Once I came to yoga, I slowly started to dismantle my Altar to Self. I became quiet enough to listen to my own soul’s voice, and I connected to a higher power, God, who is my beacon of Divine Light and led me to my higher purpose. To my Karma.

Karma is paying it forward. To share, to give, to be compassionate and generous. One of the mantras of AA that I learned from my husband, Doug, is that you have to give it away to keep it. Very yogic. For Doug, it meant being a sponsor to others, a guide to those newly recovering from addiction. Sponsors are sort of AA gurus; they guide others traveling the same road, offering support and encouragement and the gift of friendship.
I love that Doug has AA as his Karmic path. And although I have a supportive role in AA, it’s really Doug’s thing. Yoga, once I came to the mat, is my thing. My Karma. My way to help others rise by lifting them up.

In the first three years of Soul Stretch’s existence, we’ve had a dozen or more fundraisers that raised thousands of dollars for organizations as diverse as Suicide Awareness, Hunger, mammograms for women…and so many more. I love that Soul Stretch teachers and students have such an amazing platform for helping others.

For me, giving back now comes as naturally as breath. It’s my passion as well as my practice. But I’ve talked to many people who feel if they can’t impact a multitude of people or if thousands of Facebook friends don’t “like” their charity cause, then it’s just not worth doing! Oh my, yogis, that just isn’t so! All of us – the J.K. Rowlings of the world AND the Rose Sabins of the world — have the same opportunity to make an impact in someone’s life. The key is to take action without attachment to the outcome.

Mother Teresa said it best; “Never worry about the numbers. Help one person at a time.” She didn’t care about impacting popular culture or racking up big dollars for a charity. She cared about helping a person, each person, whether it was a homeless man living in a garbage dump or a dozen hungry, orphaned children. She saw the needs of the millions of impoverished, desperate people in Calcutta in the mid-1900s and quickly translated her higher purpose into concrete action.

For me, Mother Teresa is the poster woman for Karma; she originated the principle of Just Do It. She didn’t worry about what people thought of her. She didn’t worry whether she helped one person or 100. She didn’t care if others looked down on her for helping the uneducated or those with leprosy. She just helped. She had no money, but she had a higher purpose, rested in a higher power, and realized that despair and hopelessness are fed by inaction. Just do it.

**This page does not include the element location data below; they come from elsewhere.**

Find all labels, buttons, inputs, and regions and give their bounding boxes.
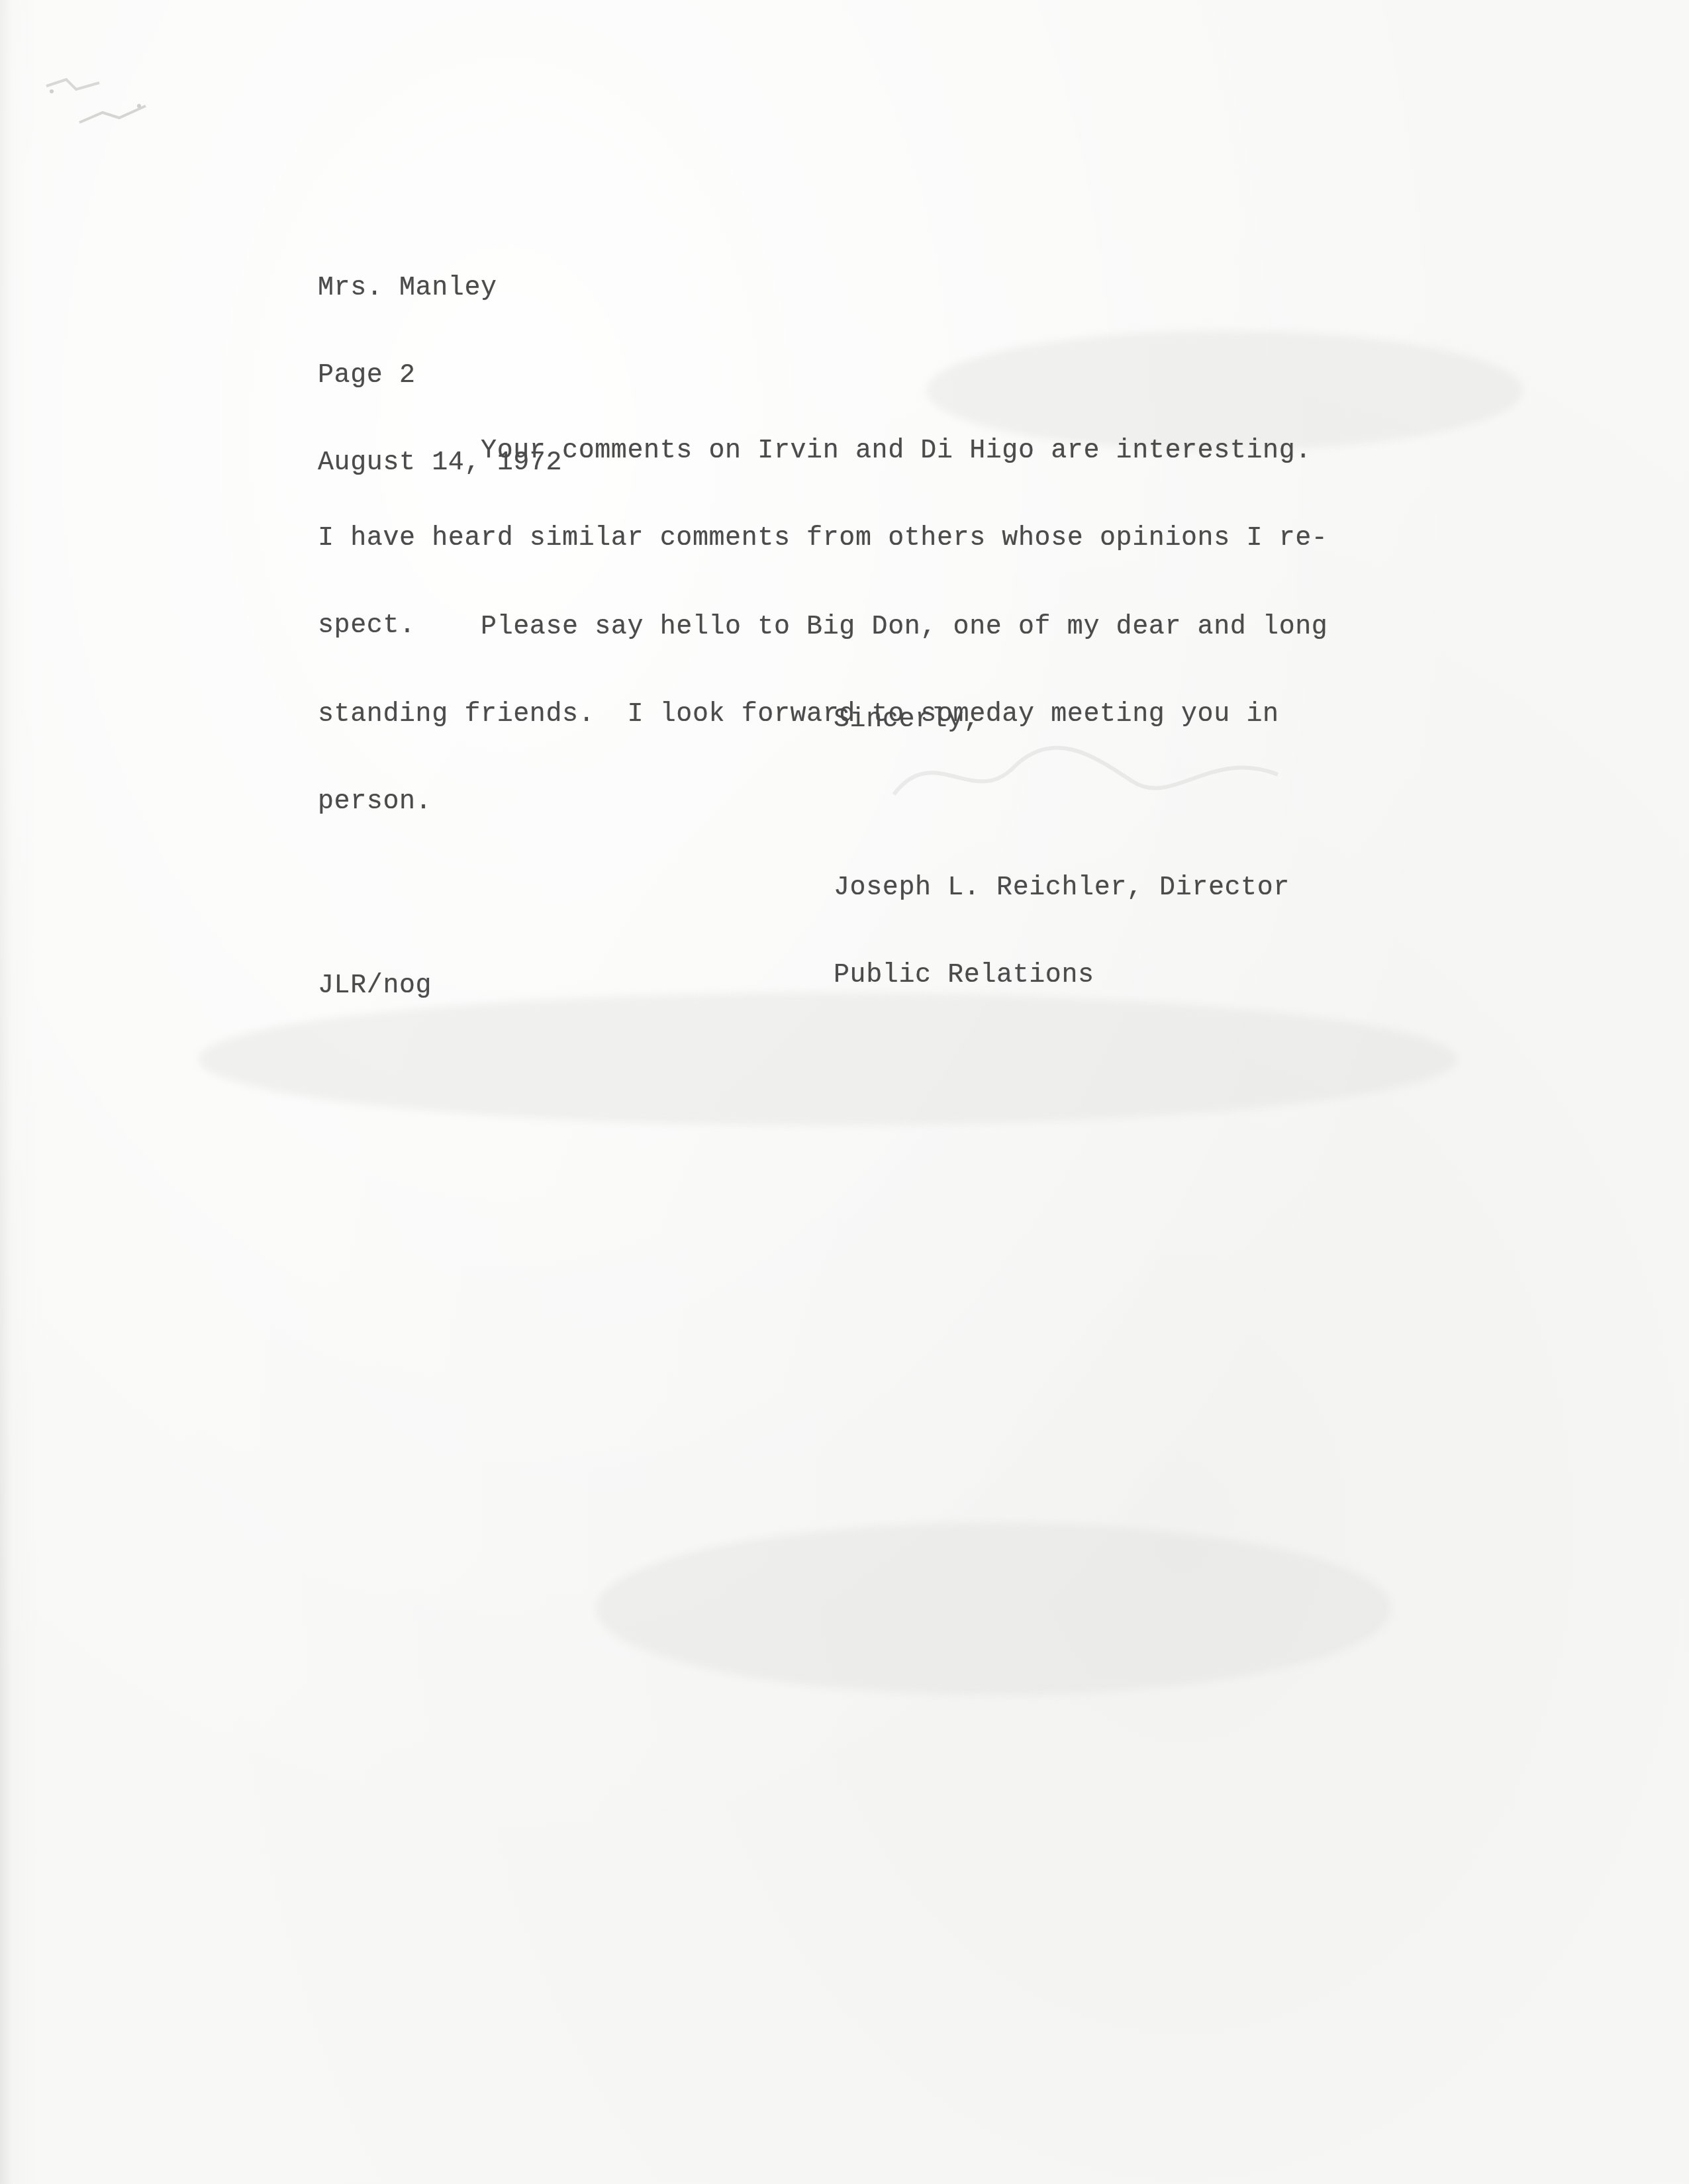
signer-department: Public Relations <box>834 961 1290 990</box>
paragraph-line: Your comments on Irvin and Di Higo are i… <box>318 437 1327 466</box>
paragraph-line: I have heard similar comments from other… <box>318 524 1327 553</box>
paragraph-line: person. <box>318 788 1327 817</box>
signature-block: Joseph L. Reichler, Director Public Rela… <box>834 816 1290 1020</box>
body-paragraph-2: Please say hello to Big Don, one of my d… <box>318 555 1327 846</box>
reference-initials: JLR/nog <box>318 914 432 1030</box>
paragraph-line: standing friends. I look forward to some… <box>318 700 1327 730</box>
recipient-name: Mrs. Manley <box>318 274 562 303</box>
paragraph-line: Please say hello to Big Don, one of my d… <box>318 613 1327 642</box>
signer-name-title: Joseph L. Reichler, Director <box>834 874 1290 903</box>
staple-mark-icon <box>40 60 172 139</box>
paper-crease <box>596 1523 1390 1695</box>
closing-salutation: Sincerly, <box>834 647 980 764</box>
paper-background <box>0 0 1689 2184</box>
reference-initials-text: JLR/nog <box>318 972 432 1001</box>
salutation-text: Sincerly, <box>834 706 980 735</box>
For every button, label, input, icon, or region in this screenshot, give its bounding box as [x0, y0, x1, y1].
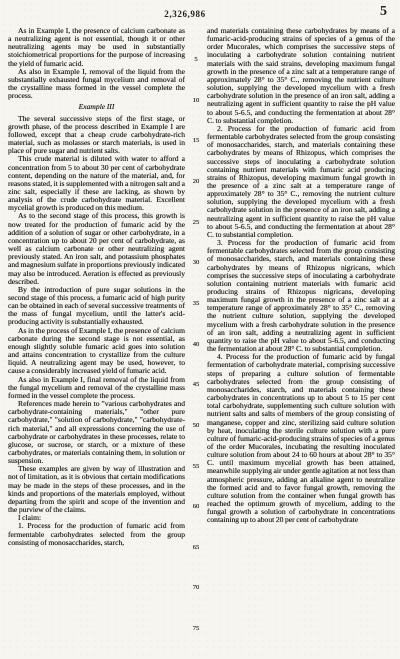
paragraph: These examples are given by way of illus…	[8, 465, 185, 514]
paragraph: 3. Process for the production of fumaric…	[207, 239, 395, 353]
line-number: 35	[185, 300, 207, 308]
paragraph: The several successive steps of the firs…	[8, 115, 185, 156]
line-number: 65	[185, 544, 207, 552]
line-number: 60	[185, 503, 207, 511]
patent-page: 2,326,986 5 As in Example I, the presenc…	[0, 0, 400, 659]
paragraph: As also in Example I, final removal of t…	[8, 376, 185, 400]
paragraph: As in the process of Example I, the pres…	[8, 327, 185, 376]
paragraph: As to the second stage of this process, …	[8, 212, 185, 285]
line-number-gutter: 5 10 15 20 25 30 35 40 45 50 55 60 65 70…	[185, 0, 207, 659]
line-number: 70	[185, 584, 207, 592]
paragraph: 2. Process for the production of fumaric…	[207, 125, 395, 239]
line-number: 75	[185, 625, 207, 633]
line-number: 55	[185, 463, 207, 471]
line-number: 30	[185, 259, 207, 267]
line-number: 5	[185, 56, 207, 64]
paragraph: This crude material is diluted with wate…	[8, 155, 185, 212]
page-number: 5	[380, 4, 387, 20]
paragraph: References made herein to "various carbo…	[8, 400, 185, 465]
right-text-column: and materials containing these carbohydr…	[207, 27, 395, 651]
line-number: 15	[185, 137, 207, 145]
paragraph: and materials containing these carbohydr…	[207, 27, 395, 125]
paragraph: Example III	[8, 103, 185, 111]
line-number: 40	[185, 341, 207, 349]
line-number: 10	[185, 97, 207, 105]
paragraph: As in Example I, the presence of calcium…	[8, 27, 185, 68]
paragraph: By the introduction of pure sugar soluti…	[8, 286, 185, 327]
line-number: 20	[185, 178, 207, 186]
line-number: 45	[185, 381, 207, 389]
paragraph: As also in Example I, removal of the liq…	[8, 68, 185, 101]
line-number: 50	[185, 422, 207, 430]
paragraph: 4. Process for the production of fumaric…	[207, 353, 395, 524]
paragraph: 1. Process for the production of fumaric…	[8, 522, 185, 546]
line-number: 25	[185, 219, 207, 227]
left-text-column: As in Example I, the presence of calcium…	[8, 27, 185, 651]
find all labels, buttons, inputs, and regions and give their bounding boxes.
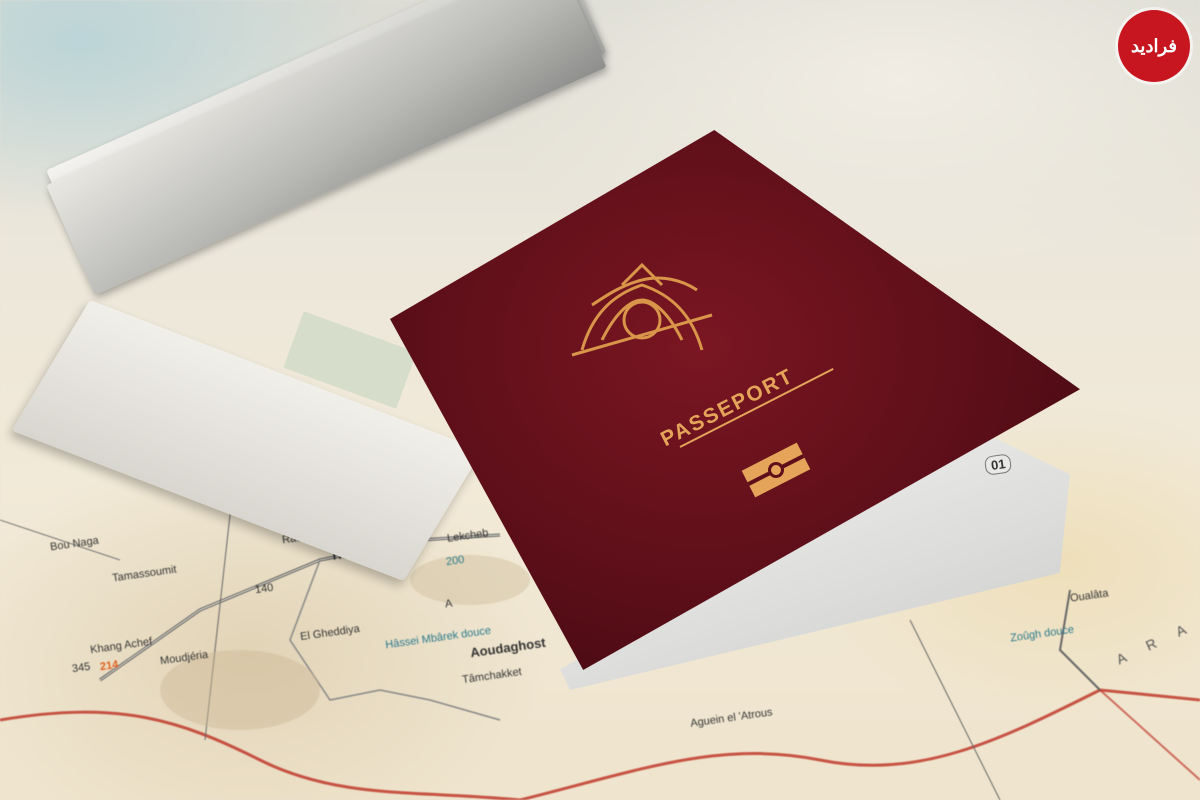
- map-label: 345: [71, 661, 91, 675]
- map-label: A: [444, 598, 453, 611]
- coat-of-arms-icon: [562, 255, 722, 370]
- photo-scene: 24 Tidjikja Bou Naga Tamassoumit Khang A…: [0, 0, 1200, 800]
- watermark-logo: فرادید: [1118, 10, 1190, 82]
- map-label: 214: [99, 659, 119, 673]
- map-label: 200: [445, 554, 465, 568]
- map-label: 140: [254, 582, 274, 596]
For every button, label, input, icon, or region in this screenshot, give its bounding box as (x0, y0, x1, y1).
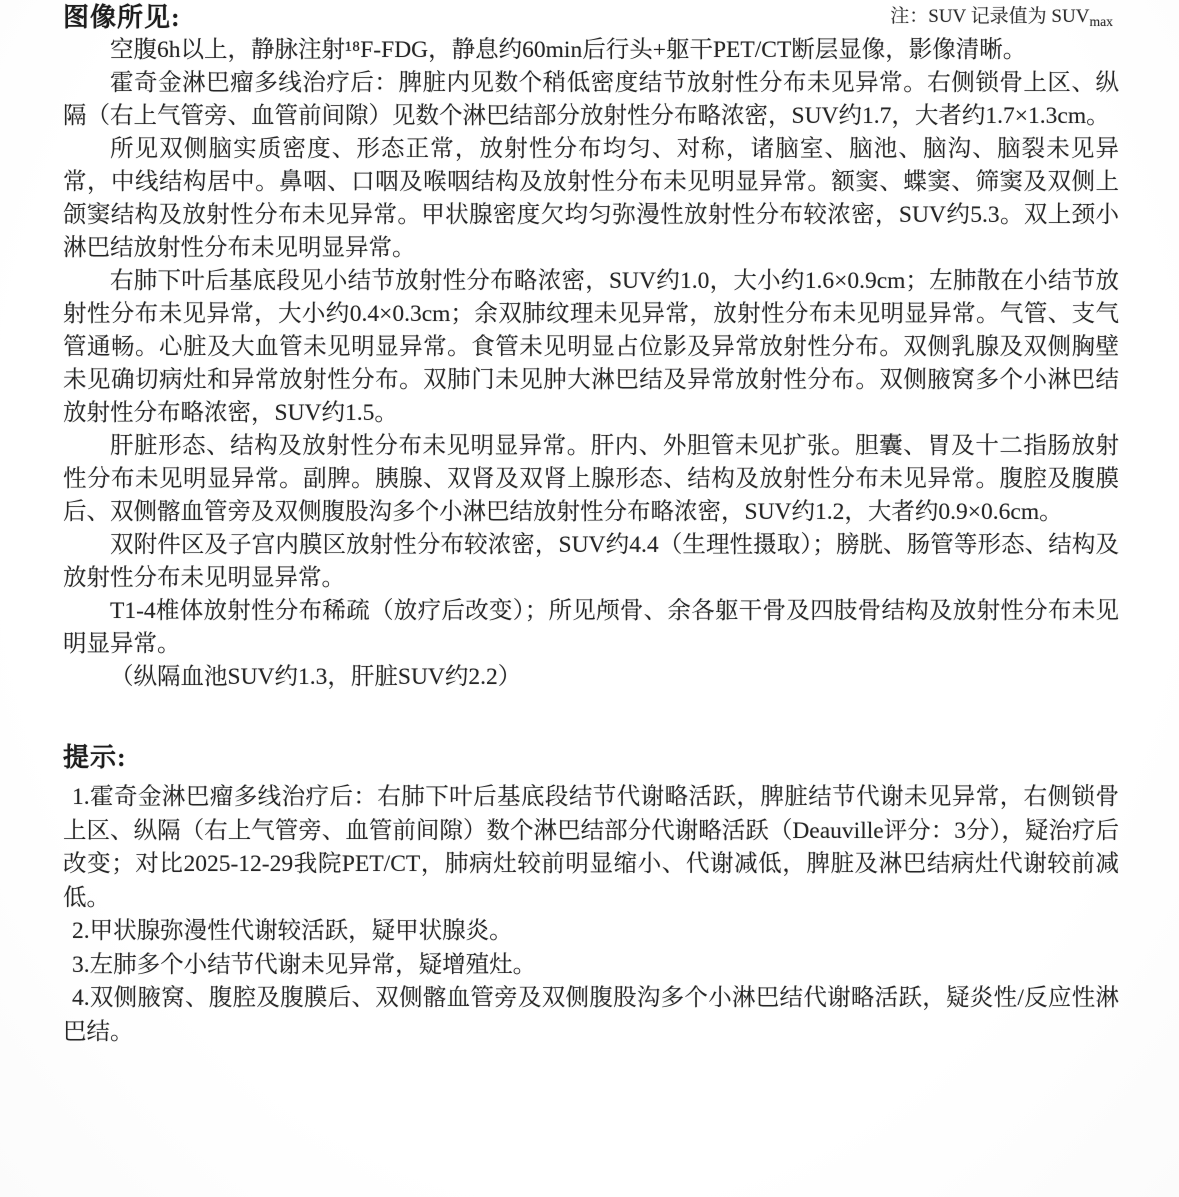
suv-note: 注：SUV 记录值为 SUVmax (890, 1, 1119, 30)
impression-section: 提示: 1.霍奇金淋巴瘤多线治疗后：右肺下叶后基底段结节代谢略活跃，脾脏结节代谢… (63, 741, 1119, 1049)
finding-paragraph-abdomen: 肝脏形态、结构及放射性分布未见明显异常。肝内、外胆管未见扩张。胆囊、胃及十二指肠… (63, 430, 1119, 529)
finding-paragraph-pelvis: 双附件区及子宫内膜区放射性分布较浓密，SUV约4.4（生理性摄取）；膀胱、肠管等… (63, 529, 1119, 595)
finding-paragraph-lymphoma: 霍奇金淋巴瘤多线治疗后：脾脏内见数个稍低密度结节放射性分布未见异常。右侧锁骨上区… (63, 67, 1119, 133)
impression-list: 1.霍奇金淋巴瘤多线治疗后：右肺下叶后基底段结节代谢略活跃，脾脏结节代谢未见异常… (63, 781, 1119, 1049)
finding-paragraph-head-neck: 所见双侧脑实质密度、形态正常，放射性分布均匀、对称，诸脑室、脑池、脑沟、脑裂未见… (63, 133, 1119, 265)
impression-heading: 提示: (63, 741, 1119, 774)
findings-heading: 图像所见: (63, 1, 181, 34)
impression-item-3: 3.左肺多个小结节代谢未见异常，疑增殖灶。 (63, 949, 1119, 983)
finding-paragraph-chest: 右肺下叶后基底段见小结节放射性分布略浓密，SUV约1.0，大小约1.6×0.9c… (63, 265, 1119, 430)
suv-note-subscript: max (1089, 14, 1113, 29)
suv-note-text: 注：SUV 记录值为 SUV (890, 6, 1089, 27)
finding-paragraph-reference: （纵隔血池SUV约1.3，肝脏SUV约2.2） (63, 661, 1119, 694)
finding-paragraph-bone: T1-4椎体放射性分布稀疏（放疗后改变）；所见颅骨、余各躯干骨及四肢骨结构及放射… (63, 595, 1119, 661)
report-page: 图像所见: 注：SUV 记录值为 SUVmax 空腹6h以上，静脉注射¹⁸F-F… (0, 0, 1179, 1197)
findings-body: 空腹6h以上，静脉注射¹⁸F-FDG，静息约60min后行头+躯干PET/CT断… (63, 34, 1119, 694)
impression-item-2: 2.甲状腺弥漫性代谢较活跃，疑甲状腺炎。 (63, 915, 1119, 949)
report-header: 图像所见: 注：SUV 记录值为 SUVmax (63, 1, 1119, 34)
impression-item-4: 4.双侧腋窝、腹腔及腹膜后、双侧髂血管旁及双侧腹股沟多个小淋巴结代谢略活跃，疑炎… (63, 982, 1119, 1049)
impression-item-1: 1.霍奇金淋巴瘤多线治疗后：右肺下叶后基底段结节代谢略活跃，脾脏结节代谢未见异常… (63, 781, 1119, 915)
finding-paragraph-injection: 空腹6h以上，静脉注射¹⁸F-FDG，静息约60min后行头+躯干PET/CT断… (63, 34, 1119, 67)
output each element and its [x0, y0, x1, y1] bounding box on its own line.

Yes, lovelies, the world is a fucked up place; those of you who come to my class have heard me say it many times. Yet you can better your corner of the world by shining your light into dark and frightening places and living your Karmic purpose.                  

Start small. Leave a $20 tip when a visibly exhausted woman serves you a $5 breakfast. Tuck a few McDonald’s gift cards in your purse for those begging for food. Find something complimentary to say to the cashier at Marc’s. Leave your quarter in the Aldi grocery cart for the next person. And smile. At everyone. All the time.

The world needs your Divine light. There is no exercise or yoga practice better for the heart than reaching down and lifting people up! Helping others can be a cure, not just for those who are in need, but for your own soul as well.

Don’t overthink this, friends. Just do it; do it with an open heart and no expectations. And perhaps someone you help will help someone else…true Karma.
Rising by lifting others is what true yoga is all about.